Я уже понимал, в какое безнадежное дело я ввязался, но, тем не менее, решил пройти этот путь до конца. Пока же в начале 1966-го года я все еще пытался получить поддержку в ВЦСПС, разговаривая в различных кабинетах и собирая там визы, а заодно набираясь опыта, слушая сказки профсоюзных чиновников. Эти сказки, вообще-то, были весьма правдивы. И я многое почерпнул из них о жизни высоких партийных и государственных деятелей того времени.

Мне посоветовали получить поддержку Госкомитета Совета Министров СССР по науке и технике (ГКНТ), до прошлого года он назывался Госкомитетом по координации научно-исследовательских работ СССР. Республиканского комитета к тому времени уже не было, а союзный обладал довольно большим авторитетом. Во главе его стоял академик Кириллин Владимир Алексеевич, который еще совсем недавно был вице-президентом АН СССР. Он был членом ЦК КПСС и Заместителем председателя Совета министров СССР, которым в те годы был А.Н. Косыгин.

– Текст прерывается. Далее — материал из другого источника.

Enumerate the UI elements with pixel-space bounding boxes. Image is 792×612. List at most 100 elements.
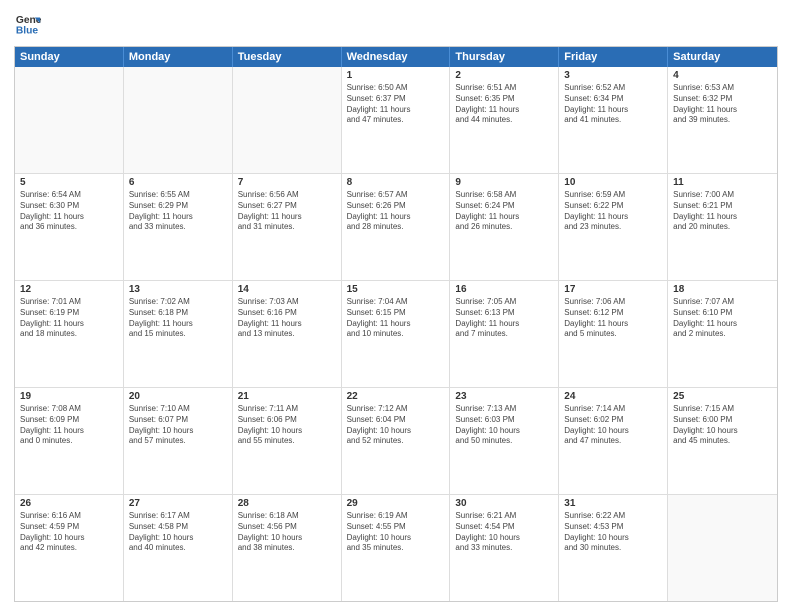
day-info: Sunrise: 7:08 AM Sunset: 6:09 PM Dayligh… (20, 404, 118, 447)
day-cell-30: 30Sunrise: 6:21 AM Sunset: 4:54 PM Dayli… (450, 495, 559, 601)
calendar-row-4: 19 Sunrise: 7:08 AM Sunset: 6:09 PM Dayli… (15, 388, 777, 495)
day-number: 27 (129, 498, 227, 509)
weekday-header-monday: Monday (124, 47, 233, 67)
day-number: 3 (564, 70, 662, 81)
day-number: 15 (347, 284, 445, 295)
svg-text:Blue: Blue (16, 25, 39, 36)
day-cell-12: 12 Sunrise: 7:01 AM Sunset: 6:19 PM Dayli… (15, 281, 124, 387)
day-cell-9: 9 Sunrise: 6:58 AM Sunset: 6:24 PM Daylig… (450, 174, 559, 280)
calendar-row-2: 5Sunrise: 6:54 AM Sunset: 6:30 PM Daylig… (15, 174, 777, 281)
day-number: 6 (129, 177, 227, 188)
day-number: 1 (347, 70, 445, 81)
day-number: 25 (673, 391, 772, 402)
day-number: 29 (347, 498, 445, 509)
day-cell-26: 26 Sunrise: 6:16 AM Sunset: 4:59 PM Dayli… (15, 495, 124, 601)
day-number: 12 (20, 284, 118, 295)
day-info: Sunrise: 6:55 AM Sunset: 6:29 PM Dayligh… (129, 190, 227, 233)
day-info: Sunrise: 7:12 AM Sunset: 6:04 PM Dayligh… (347, 404, 445, 447)
day-info: Sunrise: 6:51 AM Sunset: 6:35 PM Dayligh… (455, 83, 553, 126)
empty-cell-r4c6 (668, 495, 777, 601)
calendar-body: 1 Sunrise: 6:50 AM Sunset: 6:37 PM Daylig… (15, 67, 777, 601)
day-info: Sunrise: 7:01 AM Sunset: 6:19 PM Dayligh… (20, 297, 118, 340)
day-info: Sunrise: 6:52 AM Sunset: 6:34 PM Dayligh… (564, 83, 662, 126)
weekday-header-thursday: Thursday (450, 47, 559, 67)
day-cell-23: 23 Sunrise: 7:13 AM Sunset: 6:03 PM Dayli… (450, 388, 559, 494)
empty-cell-r0c1 (124, 67, 233, 173)
day-cell-27: 27 Sunrise: 6:17 AM Sunset: 4:58 PM Dayli… (124, 495, 233, 601)
calendar: SundayMondayTuesdayWednesdayThursdayFrid… (14, 46, 778, 602)
day-number: 28 (238, 498, 336, 509)
day-cell-6: 6 Sunrise: 6:55 AM Sunset: 6:29 PM Daylig… (124, 174, 233, 280)
day-info: Sunrise: 7:00 AM Sunset: 6:21 PM Dayligh… (673, 190, 772, 233)
day-cell-21: 21Sunrise: 7:11 AM Sunset: 6:06 PM Dayli… (233, 388, 342, 494)
day-number: 19 (20, 391, 118, 402)
day-info: Sunrise: 6:18 AM Sunset: 4:56 PM Dayligh… (238, 511, 336, 554)
day-info: Sunrise: 6:53 AM Sunset: 6:32 PM Dayligh… (673, 83, 772, 126)
day-cell-29: 29 Sunrise: 6:19 AM Sunset: 4:55 PM Dayli… (342, 495, 451, 601)
day-number: 13 (129, 284, 227, 295)
day-cell-7: 7 Sunrise: 6:56 AM Sunset: 6:27 PM Daylig… (233, 174, 342, 280)
day-number: 26 (20, 498, 118, 509)
day-cell-14: 14 Sunrise: 7:03 AM Sunset: 6:16 PM Dayli… (233, 281, 342, 387)
day-number: 5 (20, 177, 118, 188)
day-cell-10: 10 Sunrise: 6:59 AM Sunset: 6:22 PM Dayli… (559, 174, 668, 280)
day-cell-20: 20 Sunrise: 7:10 AM Sunset: 6:07 PM Dayli… (124, 388, 233, 494)
day-number: 10 (564, 177, 662, 188)
day-number: 2 (455, 70, 553, 81)
day-info: Sunrise: 7:03 AM Sunset: 6:16 PM Dayligh… (238, 297, 336, 340)
day-cell-4: 4 Sunrise: 6:53 AM Sunset: 6:32 PM Daylig… (668, 67, 777, 173)
empty-cell-r0c0 (15, 67, 124, 173)
day-info: Sunrise: 6:50 AM Sunset: 6:37 PM Dayligh… (347, 83, 445, 126)
day-info: Sunrise: 6:19 AM Sunset: 4:55 PM Dayligh… (347, 511, 445, 554)
day-cell-2: 2 Sunrise: 6:51 AM Sunset: 6:35 PM Daylig… (450, 67, 559, 173)
day-cell-8: 8 Sunrise: 6:57 AM Sunset: 6:26 PM Daylig… (342, 174, 451, 280)
day-info: Sunrise: 6:22 AM Sunset: 4:53 PM Dayligh… (564, 511, 662, 554)
day-number: 4 (673, 70, 772, 81)
day-cell-18: 18Sunrise: 7:07 AM Sunset: 6:10 PM Dayli… (668, 281, 777, 387)
page: General Blue SundayMondayTuesdayWednesda… (0, 0, 792, 612)
header: General Blue (14, 10, 778, 38)
day-info: Sunrise: 7:05 AM Sunset: 6:13 PM Dayligh… (455, 297, 553, 340)
day-number: 20 (129, 391, 227, 402)
day-number: 11 (673, 177, 772, 188)
day-cell-1: 1 Sunrise: 6:50 AM Sunset: 6:37 PM Daylig… (342, 67, 451, 173)
day-number: 17 (564, 284, 662, 295)
empty-cell-r0c2 (233, 67, 342, 173)
day-info: Sunrise: 6:58 AM Sunset: 6:24 PM Dayligh… (455, 190, 553, 233)
day-number: 7 (238, 177, 336, 188)
calendar-header: SundayMondayTuesdayWednesdayThursdayFrid… (15, 47, 777, 67)
day-info: Sunrise: 6:21 AM Sunset: 4:54 PM Dayligh… (455, 511, 553, 554)
calendar-row-5: 26 Sunrise: 6:16 AM Sunset: 4:59 PM Dayli… (15, 495, 777, 601)
day-info: Sunrise: 7:06 AM Sunset: 6:12 PM Dayligh… (564, 297, 662, 340)
day-cell-16: 16Sunrise: 7:05 AM Sunset: 6:13 PM Dayli… (450, 281, 559, 387)
day-info: Sunrise: 6:17 AM Sunset: 4:58 PM Dayligh… (129, 511, 227, 554)
day-info: Sunrise: 6:57 AM Sunset: 6:26 PM Dayligh… (347, 190, 445, 233)
day-info: Sunrise: 6:16 AM Sunset: 4:59 PM Dayligh… (20, 511, 118, 554)
day-number: 22 (347, 391, 445, 402)
day-number: 31 (564, 498, 662, 509)
day-cell-31: 31 Sunrise: 6:22 AM Sunset: 4:53 PM Dayli… (559, 495, 668, 601)
weekday-header-friday: Friday (559, 47, 668, 67)
day-cell-19: 19 Sunrise: 7:08 AM Sunset: 6:09 PM Dayli… (15, 388, 124, 494)
day-info: Sunrise: 7:02 AM Sunset: 6:18 PM Dayligh… (129, 297, 227, 340)
day-cell-11: 11 Sunrise: 7:00 AM Sunset: 6:21 PM Dayli… (668, 174, 777, 280)
day-cell-13: 13 Sunrise: 7:02 AM Sunset: 6:18 PM Dayli… (124, 281, 233, 387)
day-info: Sunrise: 7:10 AM Sunset: 6:07 PM Dayligh… (129, 404, 227, 447)
calendar-row-3: 12 Sunrise: 7:01 AM Sunset: 6:19 PM Dayli… (15, 281, 777, 388)
day-cell-3: 3 Sunrise: 6:52 AM Sunset: 6:34 PM Daylig… (559, 67, 668, 173)
day-number: 9 (455, 177, 553, 188)
day-number: 23 (455, 391, 553, 402)
weekday-header-sunday: Sunday (15, 47, 124, 67)
day-cell-28: 28 Sunrise: 6:18 AM Sunset: 4:56 PM Dayli… (233, 495, 342, 601)
day-info: Sunrise: 6:56 AM Sunset: 6:27 PM Dayligh… (238, 190, 336, 233)
day-number: 14 (238, 284, 336, 295)
day-cell-25: 25Sunrise: 7:15 AM Sunset: 6:00 PM Dayli… (668, 388, 777, 494)
day-cell-5: 5Sunrise: 6:54 AM Sunset: 6:30 PM Daylig… (15, 174, 124, 280)
weekday-header-wednesday: Wednesday (342, 47, 451, 67)
day-info: Sunrise: 7:14 AM Sunset: 6:02 PM Dayligh… (564, 404, 662, 447)
day-info: Sunrise: 7:13 AM Sunset: 6:03 PM Dayligh… (455, 404, 553, 447)
day-info: Sunrise: 6:59 AM Sunset: 6:22 PM Dayligh… (564, 190, 662, 233)
calendar-row-1: 1 Sunrise: 6:50 AM Sunset: 6:37 PM Daylig… (15, 67, 777, 174)
weekday-header-saturday: Saturday (668, 47, 777, 67)
day-number: 8 (347, 177, 445, 188)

Изучив структуру Госкомитета, я понял, такими вопросами, как зарплата, он не занимается. Его основной задачей была координация работ в области создания новой техники. Это упрощало мою задачу, - мне не нужно было ходить по многочисленным отделам. Уже со второго захода на документе у меня стояла виза Заместителя Председателя Комитета, и я вознамерился попасть на прием к академику Кириллину. Для меня самого было удивительно, что мне это удалось. Более того, мне удалось кратко изложить ему мои доводы.

Я сказал ему, что более низкие зарплаты, чем в Минсредмаше, и отсутствие районного коэффициента начали существенно тормозить работу и привели к оттоку кадров рабочих и ИТР. Он, разумеется, сразу схватил суть дела. Кроме того, на документе стояли визы академика Лаврентьева и его заместителя, поэтому, хотя и с некоторым скепсисом, но он поставил свою визу, сказав: - Вряд ли Вам удастся получить всё, что Вы просите, но, может быть, получите хоть что-нибудь. Уже будет хорошо.- Минфин Вам не завизирует, - добавил он. - Но все же сходите туда. Я поблагодарил его. Для государственного деятеля такого ранга, он был достаточно прост и доступен.

С Минфином была целая история. В общей сложности я был у зам. министра финансов (к сожалению, забыл его фамилию, хотя тогда думал, что не забуду никогда). Первый раз состоялась беседа, и он посмотрел бумаги, увидев визы начальников двух отделов, которых мне удалось уговорить. Но он не подписал, сказав, что ему нужно подумать. Это дало мне возможность в следующий раз, когда я был в Москве, снова зайти к нему.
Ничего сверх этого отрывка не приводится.